Llano County adopts 2nd Amendment resolution 

The Llano County Commissioners Court voted to make the county a Second Amendment Sanctuary County during a regular meeting March 22. Llano County will be the 76th county to do so in Texas. Burnet County adopted a similar resolution on March 9. File photo 

The Llano County Commissioners Court on March 22 unanimously voted to become a Second Amendment Sanctuary County through a resolution expressing unyielding support of the constitutional amendment. The county is the 76th in the state to adopt this resolution. Burnet County adopted a similar resolution at its March 9 meeting. 

The resolution states that the Commissioners Court will not support or fund laws, programs, people, or policies that would infringe on a person’s right to own or carry a gun. 

A sanctuary resolution declares that the jurisdiction, whether city, county, or state, will limit cooperation with the national government’s effort to enforce a certain law. It is mainly used to establish sanctuary cities to protect immigrants from deportation. 

Some Llano County residents have been working several years to get the resolution approved. The Llano County 2A Sanctuary Facebook page went up in August 2019 to update residents on the resolution’s progress. 

“It’s taken patience and persistence to get here,” said page moderator John Bolgiano. “The final wording of the resolution is something we are very happy with.”  

Denise Rives, the Llano County Republican Party chair, expressed her support for the resolution, although the party was not involved in the process.

“It’s a Texas Republican Party priority to pass constitutional carry, and so we are definitely behind (the resolution),” she said. 

The passing of the resolution comes at the same time state Republicans are talking about making Texas a Second Amendment Sanctuary State. 

Gov. Greg Abbott has openly expressed his support of a bill introduced by state Rep. Justin Holland (R-District 33). House Bill 2622 was submitted to the state Legislature in early March.

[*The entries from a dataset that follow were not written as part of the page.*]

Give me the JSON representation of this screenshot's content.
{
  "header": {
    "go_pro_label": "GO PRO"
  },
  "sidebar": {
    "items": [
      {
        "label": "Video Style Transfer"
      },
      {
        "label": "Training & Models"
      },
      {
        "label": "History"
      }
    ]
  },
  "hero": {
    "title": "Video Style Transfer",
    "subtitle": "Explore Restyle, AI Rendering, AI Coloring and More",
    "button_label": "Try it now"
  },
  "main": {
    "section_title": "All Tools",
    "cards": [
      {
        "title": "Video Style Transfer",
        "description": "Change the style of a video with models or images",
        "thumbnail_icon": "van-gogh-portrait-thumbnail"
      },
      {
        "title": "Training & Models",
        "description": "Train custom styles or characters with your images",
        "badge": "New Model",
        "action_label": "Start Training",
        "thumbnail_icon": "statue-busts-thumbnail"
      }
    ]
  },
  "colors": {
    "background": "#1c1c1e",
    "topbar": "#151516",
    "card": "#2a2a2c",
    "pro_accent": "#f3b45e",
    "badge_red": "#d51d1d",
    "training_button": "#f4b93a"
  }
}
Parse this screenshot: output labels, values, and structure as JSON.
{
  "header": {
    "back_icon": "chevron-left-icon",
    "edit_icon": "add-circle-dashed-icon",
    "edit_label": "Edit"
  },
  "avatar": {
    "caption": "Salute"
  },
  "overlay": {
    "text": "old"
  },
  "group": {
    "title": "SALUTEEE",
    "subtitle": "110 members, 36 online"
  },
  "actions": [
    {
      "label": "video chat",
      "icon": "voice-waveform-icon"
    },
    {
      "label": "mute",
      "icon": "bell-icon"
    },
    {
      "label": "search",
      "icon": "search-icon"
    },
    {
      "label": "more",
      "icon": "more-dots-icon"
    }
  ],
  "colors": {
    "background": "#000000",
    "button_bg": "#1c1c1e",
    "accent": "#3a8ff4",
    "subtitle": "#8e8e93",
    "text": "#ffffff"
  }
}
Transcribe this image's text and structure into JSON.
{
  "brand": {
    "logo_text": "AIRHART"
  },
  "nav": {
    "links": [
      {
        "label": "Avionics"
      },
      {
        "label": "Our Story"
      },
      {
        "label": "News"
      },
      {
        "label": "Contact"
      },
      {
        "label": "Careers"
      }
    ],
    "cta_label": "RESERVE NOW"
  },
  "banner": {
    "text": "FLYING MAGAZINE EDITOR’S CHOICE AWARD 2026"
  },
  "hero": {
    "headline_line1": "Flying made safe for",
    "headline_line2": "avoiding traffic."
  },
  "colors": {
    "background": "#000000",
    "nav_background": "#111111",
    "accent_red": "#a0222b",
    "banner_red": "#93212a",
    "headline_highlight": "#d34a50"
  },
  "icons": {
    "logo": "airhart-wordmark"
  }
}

The bill was referred to the State Affairs Committee on March 17. 

If passed by both the Texas House and Senate and signed into law by Abbott, it would prohibit state agencies and local governments from “enforcing or providing assistance to federal agencies on any new federal laws, orders, rules or regulations on firearms, firearm accessories, or ammunition inside the state,” according to a March 5 statement by Holland

SECOND AMENDMENT

A well regulated Militia, being necessary to the security of a free State, the right of the people to keep and bear Arms, shall not be infringed.